LOS ANGELES (CN) — A Superior Court judge ruled Wednesday that the LA Times must revise its petition seeking to force the city of Los Angeles to retain a range of electronic records, including text messages between public officials, for up to two years.
Judge Maurice Leiter said he found the Times’ request too broad.
“Petitioners have not sufficiently defined the types of records they contend the city has a ministerial duty to retain,” Leiter wrote in his tentative ruling, later adopted as final. “To the extent petitioners allege that the city has a duty to retain all text messages and ‘other forms of communications’ of all city employees, including those held on personal devices, that might relate in some way to ‘public business,’ that theory is not supported by [law].”
Kelly Aviles, who represents the LA Times, suggested the newspaper would likely seek a writ from the state court of appeals, rather than amend its complaint.
The case arises out of the two deadly wildfires in January, which leveled the neighborhoods of the Pacific Palisades and Altadena, killing at least 31 people. When the fires first broke out, Mayor Karen Bass was in Ghana, attending the inauguration of President John Mahama — despite having promised during her campaign not to travel internationally.

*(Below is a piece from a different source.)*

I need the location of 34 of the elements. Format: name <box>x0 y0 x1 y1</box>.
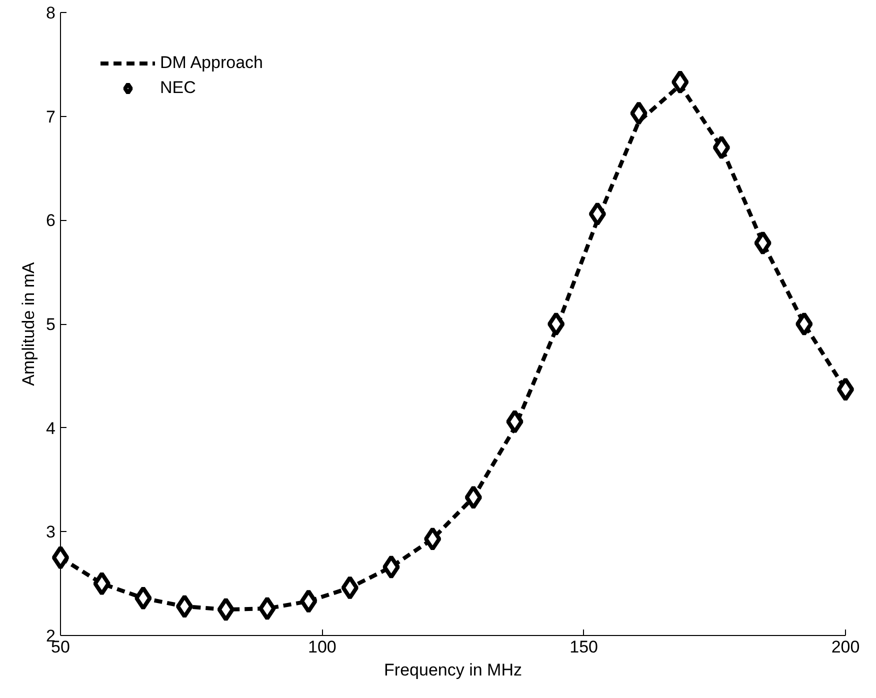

Bass cut her trip short and was back in LA on Jan. 7. Nonetheless, she was heavily criticized for being abroad when the National Weather Service had been forecasting “critical fire weather conditions.” Bass later expressed regret for taking the trip, but also defended her actions by maintaining she was actively involved in decisionmaking during her return flight. Bass later removed LA Fire Chief Kristin Crowley, in part for the way she handled the deadly wildfires.
In the course of investigating the city’s response to the fires, a pair of LA Times reporters filed a public records request for all of the mayor’s text messages in the days before and after the disaster. The city was told that they had been deleted — that the mayor’s phone was set to automatically delete all of her text messages after 30 days, despite the fact that the records request had been filed less than 30 days after the fires began. Eventually, the mayor’s staff was able to recover some of the texts.
In its petition for a writ of mandate, the Times claimed that several city employees are “engaged in the practice of illegally destroying public records.” The newspaper requested the court order the city to fulfill its public records request and issue an injunction prohibiting the destruction of any public records less than two years old.
The city decried a potential injunction as logistically impractical, arguing that even a city hall janitor would be required to review their texts and keep any content related to “the public’s business.”
At the heart of the dispute: What is a public record? And when does a city have to retain it?
“It’s not our contention that city doesn’t have to retain these records,” said Reuben Cahn, a partner at Bienert Katzman Littrell Williams representing the city. “But rather, the definition of records that must be retained is much narrower than the scope of records covered under the California Public Records Act.” In other words, just because the city has to respond to a public records request doesn’t mean it has to actually keep the record in question.
Avila argued that the city’s policy of auto-deleting text messages after 30 days wasn’t a use of discretion at all, since no one had reviewed the texts. Avila also urged the judge not to sustain the demurrer — even if he thought their request was too broad, he could register that feeling sometime down the road.
“This is going to the court of appeal,” Avila said. “If we were to narrow our cause of action to a more limited subset of records, we could do that. But it doesn’t bring the full issue to the court of appeals.”
Leiter was unmoved by that argument, sustaining the demurrer and giving the Times 45 days to amend its petition.